Sehr gekonnt wechselt Deana Zinßmeister zwischen den Geschehnissen im Jahr 1961 und den aktuellen Ereignissen rund um die Krankheit des Vaters. Es scheint, dass die Autorin darum in die Rolle ihrer Figur, der Kochbuchautorin Britta Hofmeister, schlüpft, um den nötigen Abstand zu dem selbst Erlebten zu erhalten. Doch es ist deutlich spürbar wie tief ihre Verzweiflung ist aufgrund ihrer Hilflosigkeit gegen das Leiden ihres Vaters. Sie beschönigt nichts, nicht die Schwere und den unaufhaltsamen Fortschritt der Krankheit und auch nicht die zunehmende Belastung der Familie bei der Pflege bis hin zum Für und Wider der Unterbringung des Vaters in einem Heim. Da ich als junge Frau etwas ähnliches in meiner Familie erlebt habe, rührte die Erzählung meine Erinnerung daran wieder auf. Die Gefühle von Britta konnte ich dadurch sehr gut nachvollziehen. Die Autorin erzählt absolut authentisch, mit sehr viel Einfühlungsvermögen. Ich habe bewundert, wie viele Engagement sie dafür eingesetzt hat, die Krankheit zu verstehen.

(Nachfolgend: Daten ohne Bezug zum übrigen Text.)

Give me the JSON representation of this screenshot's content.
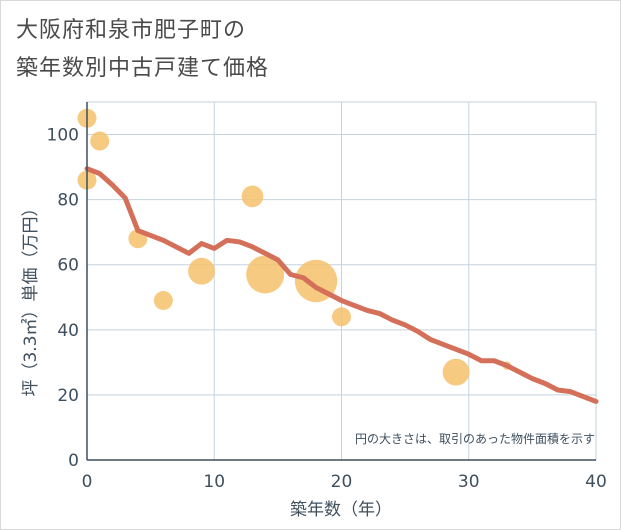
{
  "chart_data": {
    "type": "scatter",
    "title_lines": [
      "大阪府和泉市肥子町の",
      "築年数別中古戸建て価格"
    ],
    "xlabel": "築年数（年）",
    "ylabel": "坪（3.3㎡）単価（万円）",
    "xlim": [
      0,
      40
    ],
    "ylim": [
      0,
      110
    ],
    "x_ticks": [
      0,
      10,
      20,
      30,
      40
    ],
    "y_ticks": [
      0,
      20,
      40,
      60,
      80,
      100
    ],
    "grid": true,
    "annotation": "円の大きさは、取引のあった物件面積を示す",
    "colors": {
      "bubble": "#f5c26b",
      "trend": "#d4705a",
      "grid": "#c5d3de",
      "axis": "#3e4f5e"
    },
    "points": [
      {
        "x": 0,
        "y": 105,
        "size": 1
      },
      {
        "x": 0,
        "y": 86,
        "size": 1
      },
      {
        "x": 1,
        "y": 98,
        "size": 1
      },
      {
        "x": 4,
        "y": 68,
        "size": 1
      },
      {
        "x": 6,
        "y": 49,
        "size": 1
      },
      {
        "x": 9,
        "y": 58,
        "size": 2
      },
      {
        "x": 13,
        "y": 81,
        "size": 1.3
      },
      {
        "x": 14,
        "y": 57,
        "size": 4
      },
      {
        "x": 18,
        "y": 55,
        "size": 5
      },
      {
        "x": 20,
        "y": 44,
        "size": 1
      },
      {
        "x": 29,
        "y": 27,
        "size": 2
      },
      {
        "x": 33,
        "y": 29,
        "size": 0.2
      }
    ],
    "trend": {
      "name": "trend",
      "x": [
        0,
        1,
        2,
        3,
        4,
        5,
        6,
        7,
        8,
        9,
        10,
        11,
        12,
        13,
        14,
        15,
        16,
        17,
        18,
        19,
        20,
        21,
        22,
        23,
        24,
        25,
        26,
        27,
        28,
        29,
        30,
        31,
        32,
        33,
        34,
        35,
        36,
        37,
        38,
        39,
        40
      ],
      "y": [
        89.5,
        88,
        84.5,
        80.5,
        70.5,
        69,
        67.5,
        65.5,
        63.5,
        66.5,
        65,
        67.5,
        67,
        65.5,
        63.5,
        61.5,
        57,
        56,
        53,
        51,
        49,
        47.5,
        46,
        45,
        43,
        41.5,
        39.5,
        37,
        35.5,
        34,
        32.5,
        30.5,
        30.5,
        29,
        27,
        25,
        23.5,
        21.5,
        21,
        19.5,
        18
      ]
    }
  }
}
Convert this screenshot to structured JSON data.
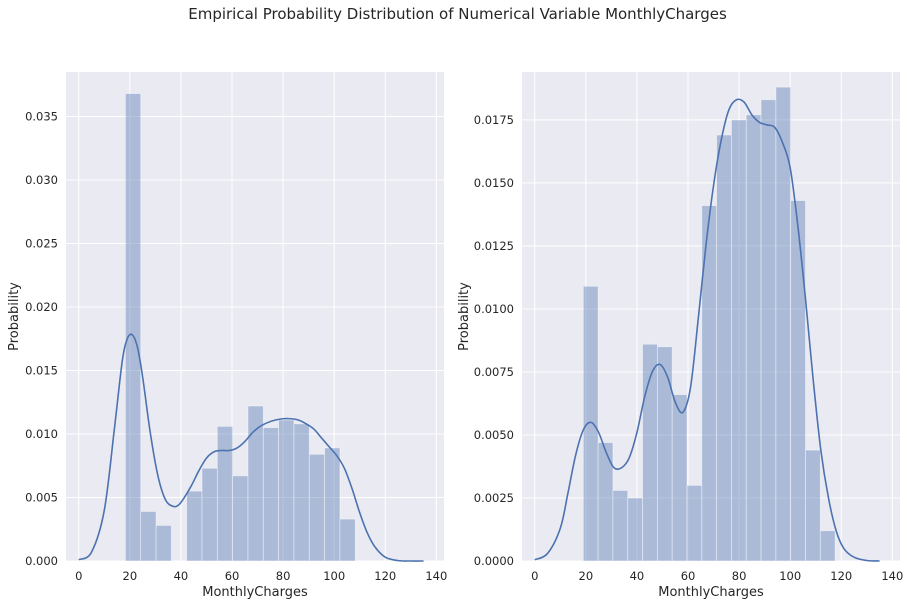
{
  "suptitle": "Empirical Probability Distribution of Numerical Variable MonthlyCharges",
  "colors": {
    "background": "#EAEAF2",
    "grid": "#ffffff",
    "bar": "#4C72B0",
    "kde": "#4C72B0"
  },
  "chart_data": [
    {
      "type": "bar",
      "subtype": "histogram-with-kde",
      "xlabel": "MonthlyCharges",
      "ylabel": "Probability",
      "xlim": [
        -5,
        143
      ],
      "ylim": [
        0,
        0.0385
      ],
      "xticks": [
        0,
        20,
        40,
        60,
        80,
        100,
        120,
        140
      ],
      "yticks": [
        "0.000",
        "0.005",
        "0.010",
        "0.015",
        "0.020",
        "0.025",
        "0.030",
        "0.035"
      ],
      "bins": [
        {
          "x0": 18.25,
          "x1": 24.25,
          "value": 0.0368
        },
        {
          "x0": 24.25,
          "x1": 30.25,
          "value": 0.0039
        },
        {
          "x0": 30.25,
          "x1": 36.25,
          "value": 0.0028
        },
        {
          "x0": 36.25,
          "x1": 42.25,
          "value": 0.0
        },
        {
          "x0": 42.25,
          "x1": 48.25,
          "value": 0.0055
        },
        {
          "x0": 48.25,
          "x1": 54.25,
          "value": 0.0073
        },
        {
          "x0": 54.25,
          "x1": 60.25,
          "value": 0.0106
        },
        {
          "x0": 60.25,
          "x1": 66.25,
          "value": 0.0067
        },
        {
          "x0": 66.25,
          "x1": 72.25,
          "value": 0.0122
        },
        {
          "x0": 72.25,
          "x1": 78.25,
          "value": 0.0105
        },
        {
          "x0": 78.25,
          "x1": 84.25,
          "value": 0.0111
        },
        {
          "x0": 84.25,
          "x1": 90.25,
          "value": 0.0108
        },
        {
          "x0": 90.25,
          "x1": 96.25,
          "value": 0.0084
        },
        {
          "x0": 96.25,
          "x1": 102.25,
          "value": 0.0089
        },
        {
          "x0": 102.25,
          "x1": 108.25,
          "value": 0.0033
        },
        {
          "x0": 108.25,
          "x1": 114.25,
          "value": 0.0
        }
      ],
      "kde": {
        "x": [
          0,
          5,
          10,
          14,
          17,
          19,
          21,
          23,
          25,
          28,
          31,
          34,
          37,
          39,
          41,
          44,
          47,
          50,
          53,
          56,
          59,
          62,
          65,
          68,
          71,
          74,
          77,
          80,
          83,
          86,
          89,
          92,
          95,
          98,
          101,
          104,
          107,
          110,
          113,
          116,
          120,
          125,
          130,
          135
        ],
        "y": [
          0.0001,
          0.0007,
          0.004,
          0.0105,
          0.0157,
          0.0175,
          0.0178,
          0.0168,
          0.0145,
          0.0101,
          0.0067,
          0.0048,
          0.0043,
          0.0044,
          0.0049,
          0.0059,
          0.0071,
          0.0081,
          0.0086,
          0.0087,
          0.0087,
          0.0089,
          0.0094,
          0.0101,
          0.0106,
          0.0109,
          0.0111,
          0.0112,
          0.0112,
          0.0111,
          0.0108,
          0.0104,
          0.0097,
          0.009,
          0.0083,
          0.0073,
          0.0057,
          0.0038,
          0.0022,
          0.0011,
          0.0003,
          3e-05,
          0.0,
          0.0
        ]
      }
    },
    {
      "type": "bar",
      "subtype": "histogram-with-kde",
      "xlabel": "MonthlyCharges",
      "ylabel": "Probability",
      "xlim": [
        -5,
        143
      ],
      "ylim": [
        0,
        0.0194
      ],
      "xticks": [
        0,
        20,
        40,
        60,
        80,
        100,
        120,
        140
      ],
      "yticks": [
        "0.0000",
        "0.0025",
        "0.0050",
        "0.0075",
        "0.0100",
        "0.0125",
        "0.0150",
        "0.0175"
      ],
      "bins": [
        {
          "x0": 19.0,
          "x1": 24.8,
          "value": 0.0109
        },
        {
          "x0": 24.8,
          "x1": 30.6,
          "value": 0.0047
        },
        {
          "x0": 30.6,
          "x1": 36.4,
          "value": 0.0028
        },
        {
          "x0": 36.4,
          "x1": 42.2,
          "value": 0.0025
        },
        {
          "x0": 42.2,
          "x1": 48.0,
          "value": 0.0086
        },
        {
          "x0": 48.0,
          "x1": 53.8,
          "value": 0.0085
        },
        {
          "x0": 53.8,
          "x1": 59.6,
          "value": 0.0066
        },
        {
          "x0": 59.6,
          "x1": 65.4,
          "value": 0.003
        },
        {
          "x0": 65.4,
          "x1": 71.2,
          "value": 0.0141
        },
        {
          "x0": 71.2,
          "x1": 77.0,
          "value": 0.0169
        },
        {
          "x0": 77.0,
          "x1": 82.8,
          "value": 0.0175
        },
        {
          "x0": 82.8,
          "x1": 88.6,
          "value": 0.0177
        },
        {
          "x0": 88.6,
          "x1": 94.4,
          "value": 0.0183
        },
        {
          "x0": 94.4,
          "x1": 100.2,
          "value": 0.0188
        },
        {
          "x0": 100.2,
          "x1": 106.0,
          "value": 0.0143
        },
        {
          "x0": 106.0,
          "x1": 111.8,
          "value": 0.0044
        },
        {
          "x0": 111.8,
          "x1": 117.6,
          "value": 0.0012
        }
      ],
      "kde": {
        "x": [
          0,
          5,
          10,
          13,
          16,
          19,
          22,
          25,
          28,
          31,
          34,
          37,
          40,
          43,
          46,
          49,
          52,
          55,
          58,
          61,
          64,
          67,
          70,
          73,
          76,
          79,
          82,
          85,
          88,
          91,
          94,
          97,
          100,
          103,
          106,
          109,
          112,
          115,
          118,
          121,
          125,
          130,
          135
        ],
        "y": [
          5e-05,
          0.0003,
          0.0013,
          0.0027,
          0.0042,
          0.0052,
          0.0055,
          0.0051,
          0.0043,
          0.0037,
          0.0037,
          0.0041,
          0.0051,
          0.0065,
          0.0075,
          0.0078,
          0.0073,
          0.0063,
          0.0059,
          0.0069,
          0.0096,
          0.0125,
          0.0149,
          0.0167,
          0.0179,
          0.0183,
          0.0182,
          0.0177,
          0.0174,
          0.0173,
          0.0172,
          0.0166,
          0.0156,
          0.0133,
          0.0104,
          0.0072,
          0.0044,
          0.0025,
          0.0012,
          0.0005,
          0.00015,
          2e-05,
          0.0
        ]
      }
    }
  ]
}
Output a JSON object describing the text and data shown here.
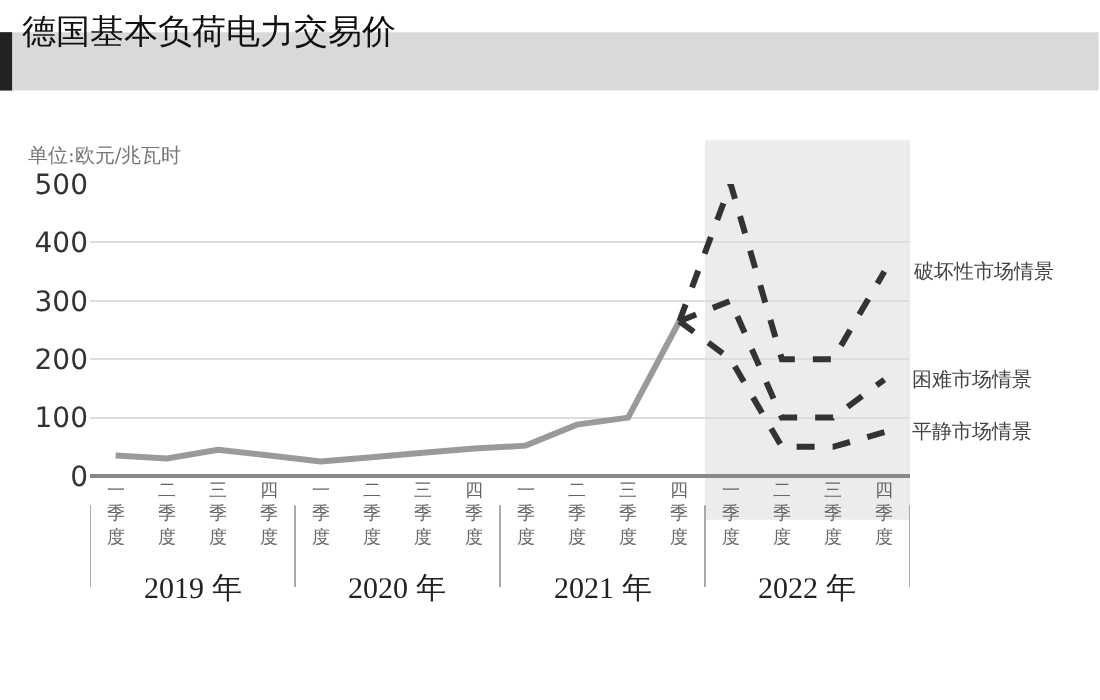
{
  "chart_data": {
    "type": "line",
    "title": "德国基本负荷电力交易价",
    "ylabel": "单位:欧元/兆瓦时",
    "categories": [
      "一季度",
      "二季度",
      "三季度",
      "四季度",
      "一季度",
      "二季度",
      "三季度",
      "四季度",
      "一季度",
      "二季度",
      "三季度",
      "四季度",
      "一季度",
      "二季度",
      "三季度",
      "四季度"
    ],
    "series": [
      {
        "color": "#9a9a9a",
        "line_style": "solid",
        "values": [
          35,
          30,
          45,
          35,
          25,
          32,
          40,
          47,
          52,
          88,
          100,
          265,
          null,
          null,
          null,
          null
        ]
      },
      {
        "name": "破坏性市场情景",
        "color": "#333333",
        "line_style": "dashed",
        "values": [
          null,
          null,
          null,
          null,
          null,
          null,
          null,
          null,
          null,
          null,
          null,
          265,
          500,
          200,
          200,
          350
        ]
      },
      {
        "name": "困难市场情景",
        "color": "#333333",
        "line_style": "dashed",
        "values": [
          null,
          null,
          null,
          null,
          null,
          null,
          null,
          null,
          null,
          null,
          null,
          265,
          300,
          100,
          100,
          165
        ]
      },
      {
        "name": "平静市场情景",
        "color": "#333333",
        "line_style": "dashed",
        "values": [
          null,
          null,
          null,
          null,
          null,
          null,
          null,
          null,
          null,
          null,
          null,
          265,
          200,
          50,
          50,
          75
        ]
      }
    ],
    "annotations": [
      "2019 年",
      "2020 年",
      "2021 年",
      "2022 年"
    ],
    "ylim": [
      0,
      500
    ],
    "yticks": [
      0,
      100,
      200,
      300,
      400,
      500
    ],
    "grid": "y",
    "legend": false,
    "marker": "none"
  }
}
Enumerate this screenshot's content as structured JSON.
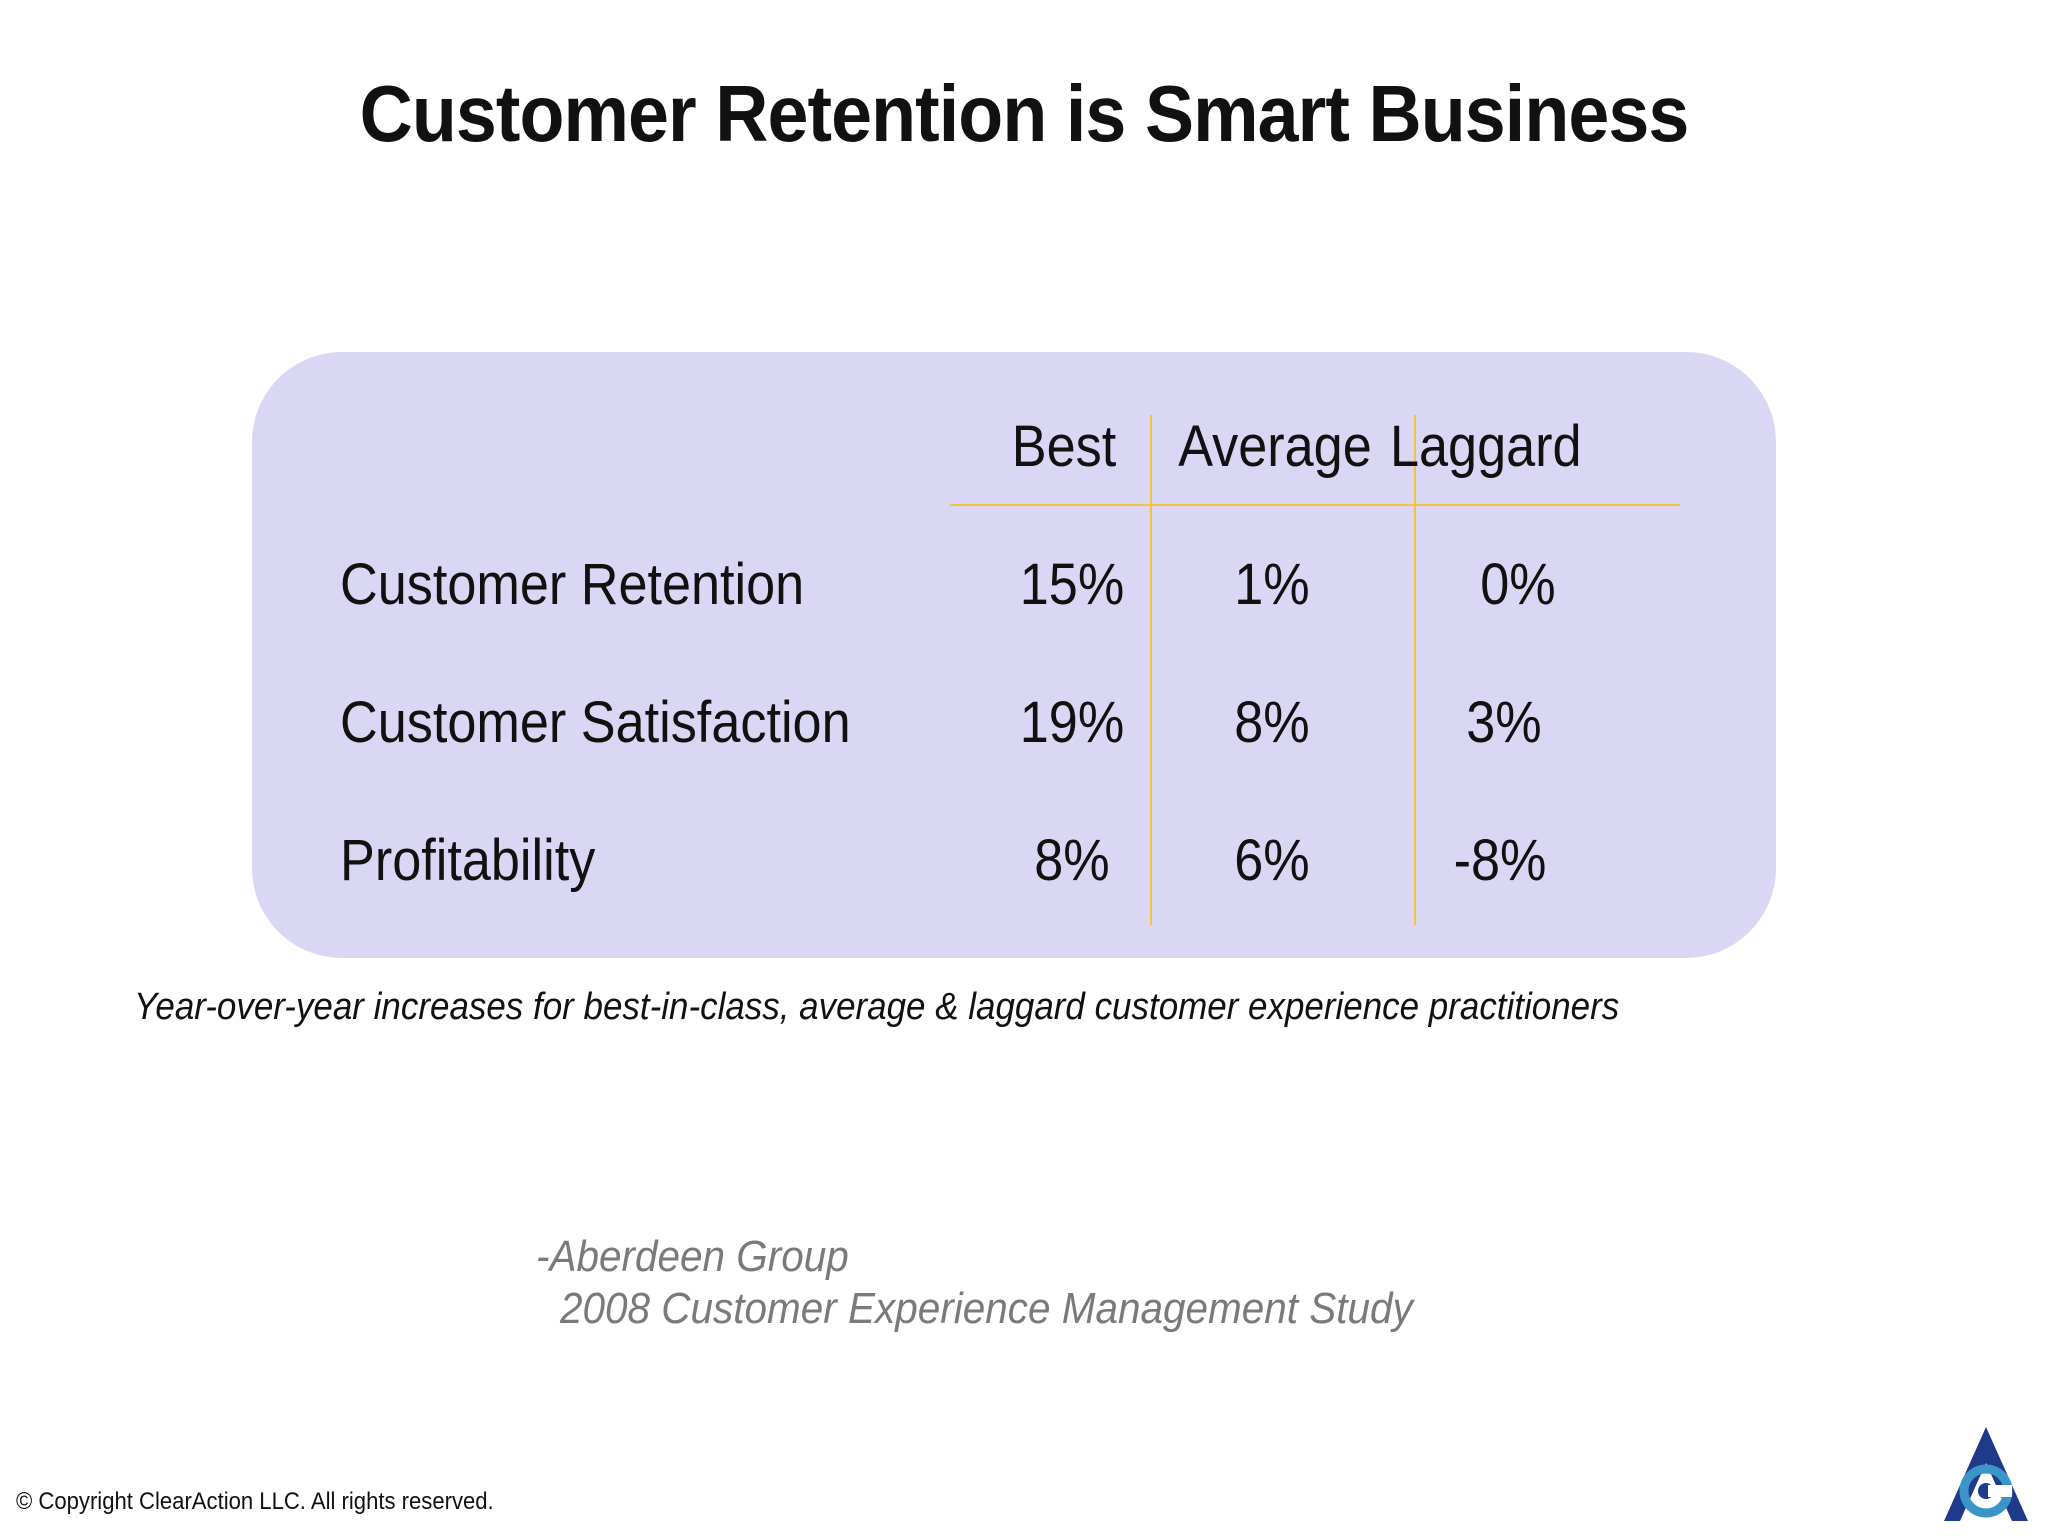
{
  "slide": {
    "title": "Customer Retention is Smart Business"
  },
  "table": {
    "columns": [
      "Best",
      "Average",
      "Laggard"
    ],
    "rows": [
      {
        "label": "Customer Retention",
        "values": [
          "15%",
          "1%",
          "0%"
        ]
      },
      {
        "label": "Customer Satisfaction",
        "values": [
          "19%",
          "8%",
          "3%"
        ]
      },
      {
        "label": "Profitability",
        "values": [
          "8%",
          "6%",
          "-8%"
        ]
      }
    ]
  },
  "caption": "Year-over-year increases for best-in-class, average & laggard customer experience practitioners",
  "source": {
    "line1": "-Aberdeen Group",
    "line2": "2008 Customer Experience Management Study"
  },
  "footer": {
    "copyright": "© Copyright ClearAction LLC. All rights reserved."
  },
  "colors": {
    "panel": "#d9d7f4",
    "divider": "#f2c33c",
    "source_text": "#7a7a7a",
    "logo_navy": "#1f3a8a",
    "logo_teal": "#3a96c8"
  },
  "logo": {
    "icon": "clearaction-logo-icon"
  }
}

Auch die Geschehnisse der Flucht sind bewegend und ungewöhnlich. Es ist eine unterschwellige Spannung spürbar. Ich hoffte darauf, dass alle Personen der Gruppe, die fliehen wollten, die innerdeutsche Grenze unbeschadet überwinden würden. Auch hier sind die Bedenken und die Ängste der Republikflüchtlinge realistisch und glaubhaft dargestellt. Interessant waren auch die Einblicke in das Notaufnahmelager Marienfelde.

„Die vergessene Heimat“ ist ein aufwühlender Roman, einerseits über das Empfinden der Menschen in den Tagen des Mauerbaus in Berlin und über die damit verbundene Flucht aus der DDR sowie andererseits über die emotionale Beschreibung einer Demenzerkrankung in der jetzigen Zeit. Die ineinander verwobenen Geschichten sind umso intensiver zu erleben, weil sie auf wahren Begebenheiten in der Familie der Autorin beruhen. Ich finde es einen mutigen Schritt, dass Deana Zinßmeister diese wichtigen, beeindruckenden Geschichten mit ihren Lesern teilt und empfehle das Buch sehr gerne weiter.